Después de todas estas experiencias que me ha relatado, ¿Cuál es sentimiento de haber venido a vivir en este país?

Venezuela es mi tierra, mi país, mis hijos y mis nietos son venezolanos, adoro a Venezuela, que nos acogió con los brazos abiertos. Todo lo que uno haga por Venezuela me parece poco, porque cuando tú pierdes tu tierra, es muy importante poder llegar a un lugar donde te reciben como si fueras del mismo país. Eso no hay con qué agradecerlo ni con qué pagarlo, por eso es que tanto Aurelio como yo, hemos siempre pensado que todo lo que uno haga por nuestro país, porque éste es nuestro país, nos parece poco.
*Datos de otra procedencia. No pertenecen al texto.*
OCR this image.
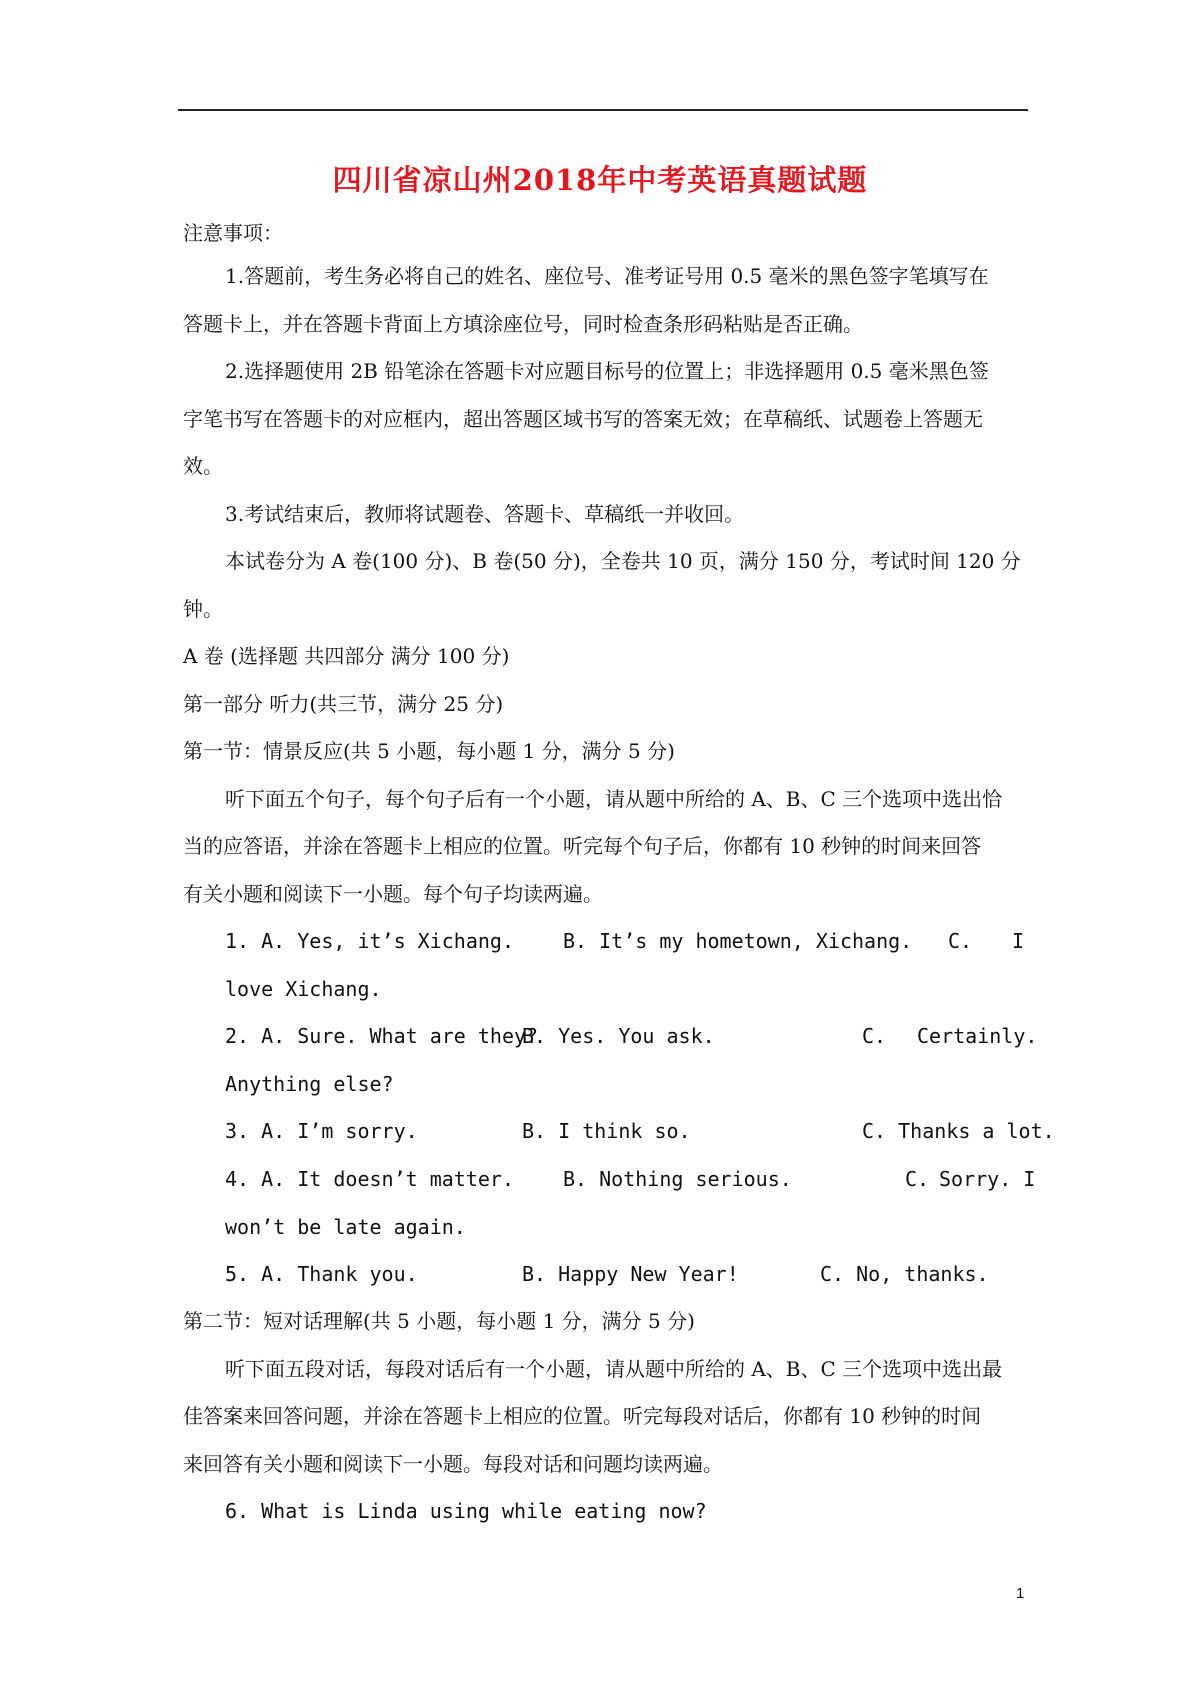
四川省凉山州2018年中考英语真题试题
注意事项：
1.答题前，考生务必将自己的姓名、座位号、准考证号用 0.5 毫米的黑色签字笔填写在
答题卡上，并在答题卡背面上方填涂座位号，同时检查条形码粘贴是否正确。
2.选择题使用 2B 铅笔涂在答题卡对应题目标号的位置上；非选择题用 0.5 毫米黑色签
字笔书写在答题卡的对应框内，超出答题区域书写的答案无效；在草稿纸、试题卷上答题无
效。
3.考试结束后，教师将试题卷、答题卡、草稿纸一并收回。
本试卷分为 A 卷(100 分)、B 卷(50 分)，全卷共 10 页，满分 150 分，考试时间 120 分
钟。
A 卷 (选择题 共四部分 满分 100 分)
第一部分 听力(共三节，满分 25 分)
第一节：情景反应(共 5 小题，每小题 1 分，满分 5 分)
听下面五个句子，每个句子后有一个小题，请从题中所给的 A、B、C 三个选项中选出恰
当的应答语，并涂在答题卡上相应的位置。听完每个句子后，你都有 10 秒钟的时间来回答
有关小题和阅读下一小题。每个句子均读两遍。
1. A. Yes, it’s Xichang. B. It’s my hometown, Xichang. C. I
love Xichang.
2. A. Sure. What are they?
B. Yes. You ask.	C. Certainly.
Anything else?
3. A. I’m sorry.	B. I think so.	C. Thanks a lot.
4. A. It doesn’t matter. B. Nothing serious.	C. Sorry. I
won’t be late again.
5. A. Thank you.	B. Happy New Year!	C. No, thanks.
第二节：短对话理解(共 5 小题，每小题 1 分，满分 5 分)
听下面五段对话，每段对话后有一个小题，请从题中所给的 A、B、C 三个选项中选出最
佳答案来回答问题，并涂在答题卡上相应的位置。听完每段对话后，你都有 10 秒钟的时间
来回答有关小题和阅读下一小题。每段对话和问题均读两遍。
6. What is Linda using while eating now?
1
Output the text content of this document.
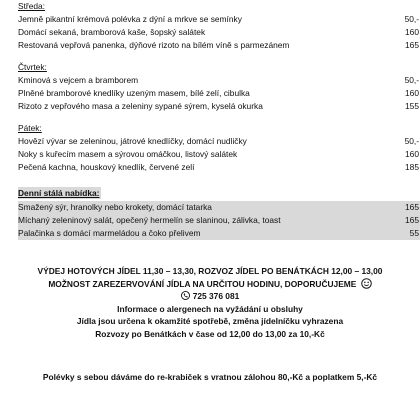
Středa:
Jemně pikantní krémová polévka z dýní a mrkve se semínky	50,-
Domácí sekaná, bramborová kaše, šopský salátek	160
Restovaná vepřová panenka, dýňové rizoto na bílém víně s parmezánem	165
Čtvrtek:
Kminová s vejcem a bramborem	50,-
Plněné bramborové knedlíky uzeným masem, bílé zelí, cibulka	160
Rizoto z vepřového masa a zeleniny sypané sýrem, kyselá okurka	155
Pátek:
Hovězí vývar se zeleninou, játrové knedlíčky, domácí nudličky	50,-
Noky s kuřecím masem a sýrovou omáčkou, listový salátek	160
Pečená kachna, houskový knedlík, červené zelí	185
Denní stálá nabídka:
Smažený sýr, hranolky nebo krokety, domácí tatarka	165
Míchaný zeleninový salát, opečený hermelín se slaninou, zálivka, toast	165
Palačinka s domácí marmeládou a čoko přelivem	55
VÝDEJ HOTOVÝCH JÍDEL 11,30 – 13,30, ROZVOZ JÍDEL PO BENÁTKÁCH 12,00 – 13,00
MOŽNOST ZAREZERVOVÁNÍ JÍDLA NA URČITOU HODINU, DOPORUČUJEME
725 376 081
Informace o alergenech na vyžádání u obsluhy
Jídla jsou určena k okamžité spotřebě, změna jídelníčku vyhrazena
Rozvozy po Benátkách v čase od 12,00 do 13,00 za 10,-Kč
Polévky s sebou dáváme do re-krabiček s vratnou zálohou 80,-Kč a poplatkem 5,-Kč
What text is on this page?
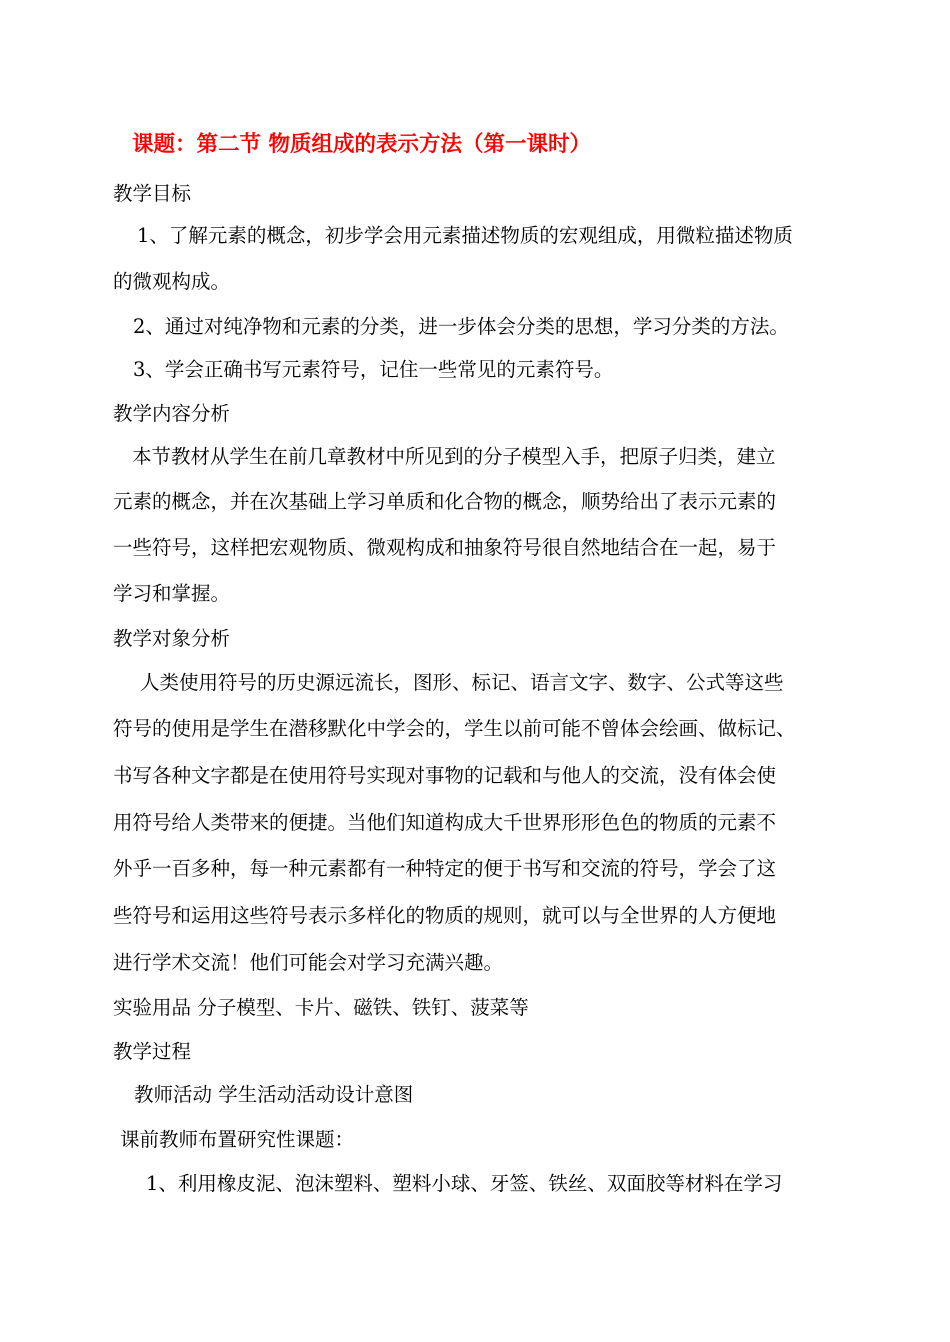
课题：第二节 物质组成的表示方法（第一课时）
教学目标
1、了解元素的概念，初步学会用元素描述物质的宏观组成，用微粒描述物质
的微观构成。
2、通过对纯净物和元素的分类，进一步体会分类的思想，学习分类的方法。
3、学会正确书写元素符号，记住一些常见的元素符号。
教学内容分析
本节教材从学生在前几章教材中所见到的分子模型入手，把原子归类，建立
元素的概念，并在次基础上学习单质和化合物的概念，顺势给出了表示元素的
一些符号，这样把宏观物质、微观构成和抽象符号很自然地结合在一起，易于
学习和掌握。
教学对象分析
人类使用符号的历史源远流长，图形、标记、语言文字、数字、公式等这些
符号的使用是学生在潜移默化中学会的，学生以前可能不曾体会绘画、做标记、
书写各种文字都是在使用符号实现对事物的记载和与他人的交流，没有体会使
用符号给人类带来的便捷。当他们知道构成大千世界形形色色的物质的元素不
外乎一百多种，每一种元素都有一种特定的便于书写和交流的符号，学会了这
些符号和运用这些符号表示多样化的物质的规则，就可以与全世界的人方便地
进行学术交流！他们可能会对学习充满兴趣。
实验用品 分子模型、卡片、磁铁、铁钉、菠菜等
教学过程
教师活动 学生活动活动设计意图
课前教师布置研究性课题：
1、利用橡皮泥、泡沫塑料、塑料小球、牙签、铁丝、双面胶等材料在学习
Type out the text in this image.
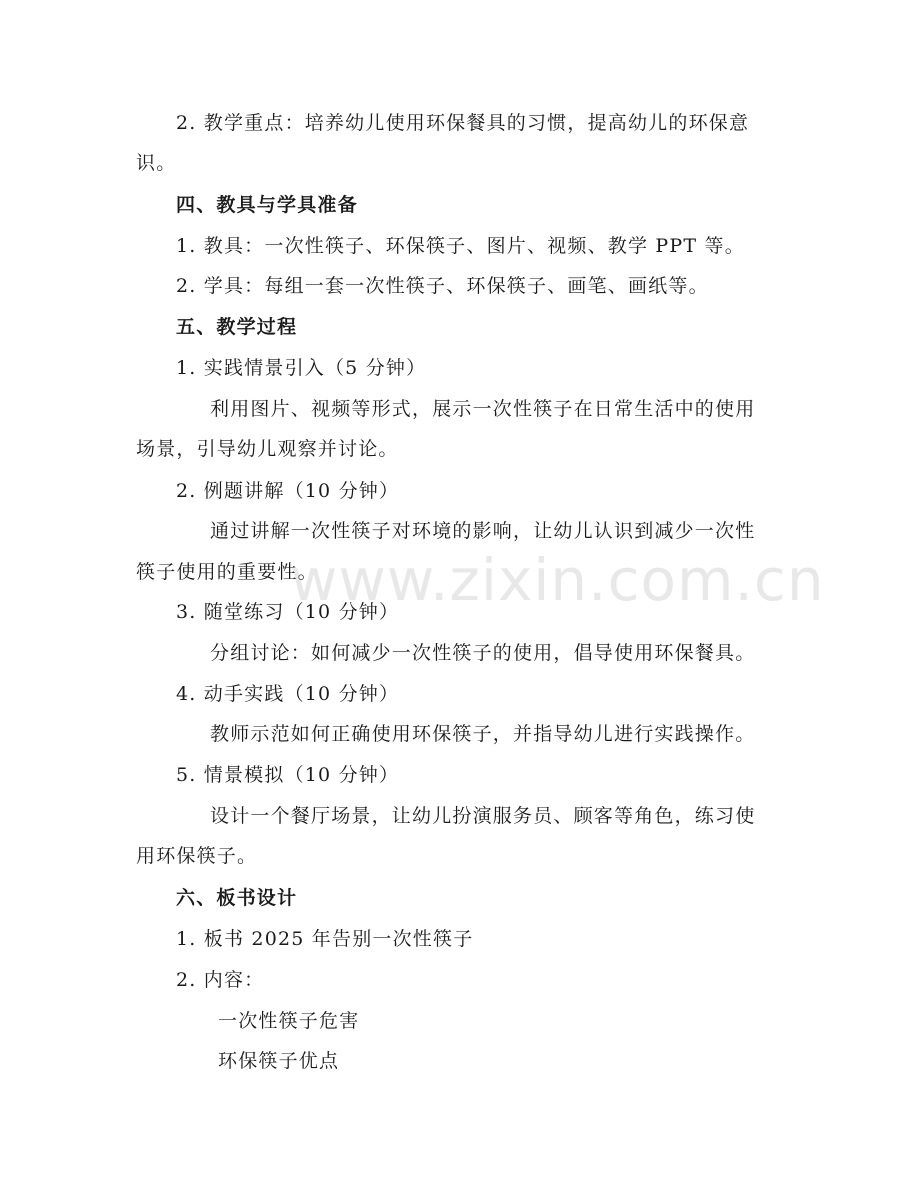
2. 教学重点：培养幼儿使用环保餐具的习惯，提高幼儿的环保意
识。
四、教具与学具准备
1. 教具：一次性筷子、环保筷子、图片、视频、教学 PPT 等。
2. 学具：每组一套一次性筷子、环保筷子、画笔、画纸等。
五、教学过程
1. 实践情景引入（5 分钟）
利用图片、视频等形式，展示一次性筷子在日常生活中的使用
场景，引导幼儿观察并讨论。
2. 例题讲解（10 分钟）
通过讲解一次性筷子对环境的影响，让幼儿认识到减少一次性
筷子使用的重要性。
3. 随堂练习（10 分钟）
分组讨论：如何减少一次性筷子的使用，倡导使用环保餐具。
4. 动手实践（10 分钟）
教师示范如何正确使用环保筷子，并指导幼儿进行实践操作。
5. 情景模拟（10 分钟）
设计一个餐厅场景，让幼儿扮演服务员、顾客等角色，练习使
用环保筷子。
六、板书设计
1. 板书 2025 年告别一次性筷子
2. 内容：
一次性筷子危害
环保筷子优点
www.zixin.com.cn
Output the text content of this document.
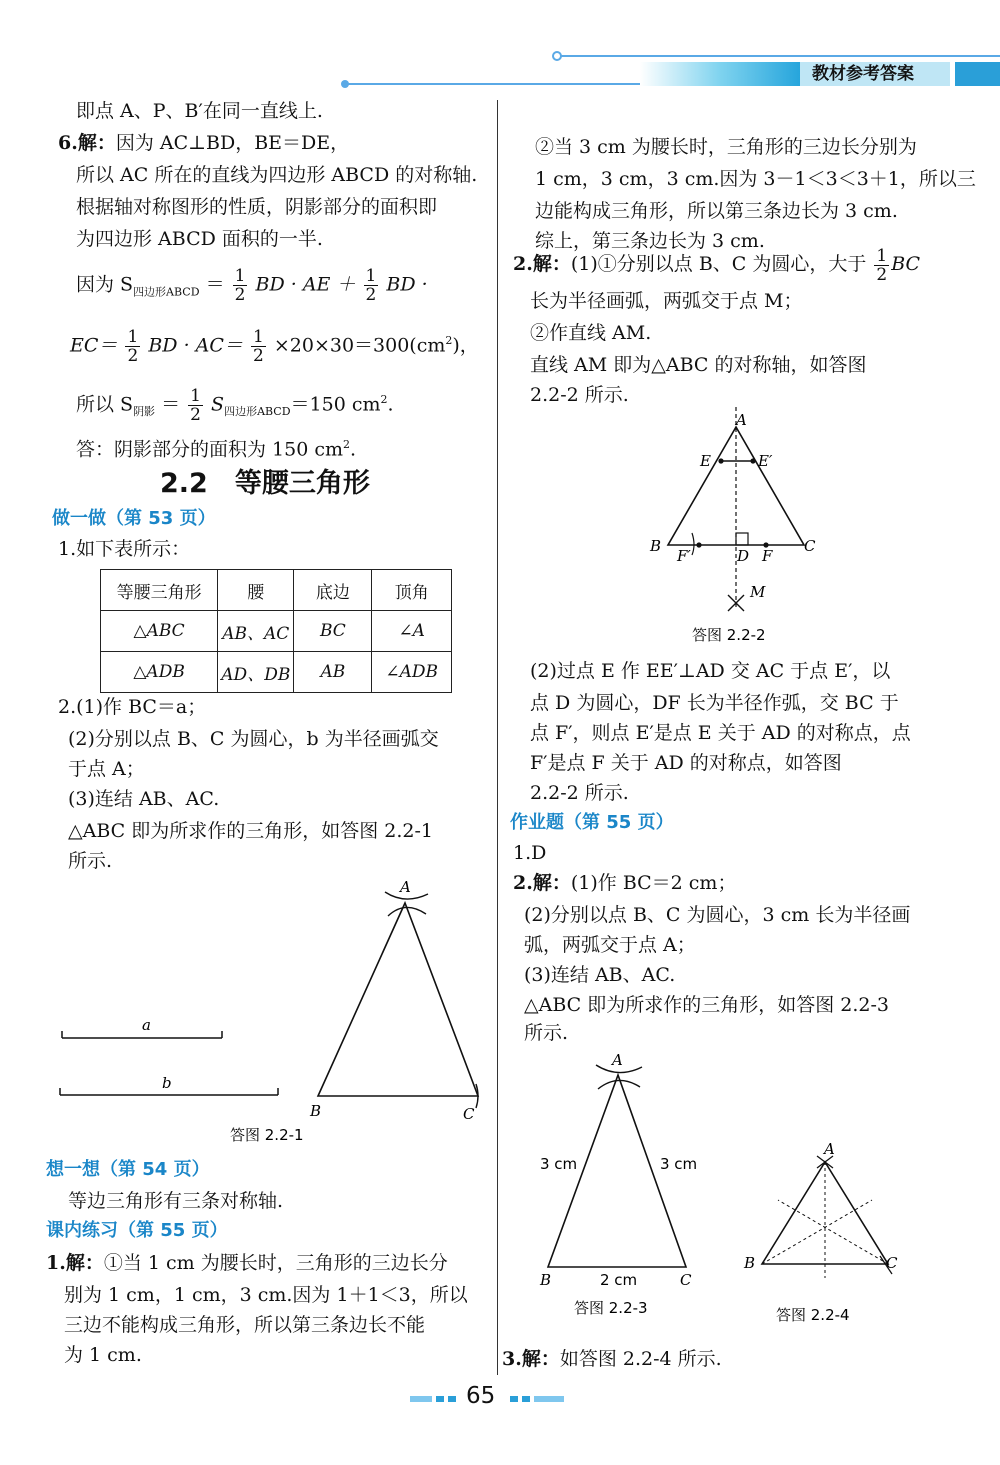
教材参考答案
即点 A、P、B′在同一直线上.
6.解：因为 AC⊥BD，BE＝DE，
所以 AC 所在的直线为四边形 ABCD 的对称轴.
根据轴对称图形的性质，阴影部分的面积即
为四边形 ABCD 面积的一半.
因为 $S_{四边形ABCD} = \frac{1}{2}$ BD · AE ＋ $\frac{1}{2}$ BD ·
$EC= \frac{1}{2}$ BD · $AC= \frac{1}{2} \times 20\times 30=300(cm^2)$，
所以 $S_{阴影} = \frac{1}{2} S_{四边形ABCD}=150$ $cm^2$.
答：阴影部分的面积为 150 $cm^2$.
2.2　等腰三角形
做一做（第 53 页）
1.如下表所示：
等腰三角形	腰	底边	顶角
△ABC	AB、AC	BC	∠A
△ADB	AD、DB	AB	∠ADB
2.(1)作 BC＝a；
(2)分别以点 B、C 为圆心，b 为半径画弧交
于点 A；
(3)连结 AB、AC.
△ABC 即为所求作的三角形，如答图 2.2-1
所示.
a
b
A
B	C
答图 2.2-1
想一想（第 54 页）
等边三角形有三条对称轴.
课内练习（第 55 页）
1.解：①当 1 cm 为腰长时，三角形的三边长分
别为 1 cm，1 cm，3 cm.因为 1＋1＜3，所以
三边不能构成三角形，所以第三条边长不能
为 1 cm.
②当 3 cm 为腰长时，三角形的三边长分别为
1 cm，3 cm，3 cm.因为 3－1＜3＜3＋1，所以三
边能构成三角形，所以第三条边长为 3 cm.
综上，第三条边长为 3 cm.
2.解：(1)①分别以点 B、C 为圆心，大于 $\frac{1}{2}$ BC
长为半径画弧，两弧交于点 M；
②作直线 AM.
直线 AM 即为△ABC 的对称轴，如答图
2.2-2 所示.
A
E	E′
B
F′	D F
C
M
答图 2.2-2
(2)过点 E 作 EE′⊥AD 交 AC 于点 E′，以
点 D 为圆心，DF 长为半径作弧，交 BC 于
点 F′，则点 E′是点 E 关于 AD 的对称点，点
F′是点 F 关于 AD 的对称点，如答图
2.2-2 所示.
作业题（第 55 页）
1.D
2.解：(1)作 BC＝2 cm；
(2)分别以点 B、C 为圆心，3 cm 长为半径画
弧，两弧交于点 A；
(3)连结 AB、AC.
△ABC 即为所求作的三角形，如答图 2.2-3
所示.
A
B	C
3 cm	3 cm
2 cm
答图 2.2-3
A
B	C
答图 2.2-4
3.解：如答图 2.2-4 所示.
65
Todavía dicen que me queda alguito de acento, y a veces me preguntan que de donde soy y digo que soy de aquí. Ya no concibo que pueda ser de otro lado que no sea de Venezuela.

Personalmente, pienso que no hay que irse, porque regalar el país, regalar a tu país es una cosa muy terrible, a no ser que las circunstancias nos obligaran. No quiero volver a salir traumáticamente de un segundo país y no lo voy a hacer.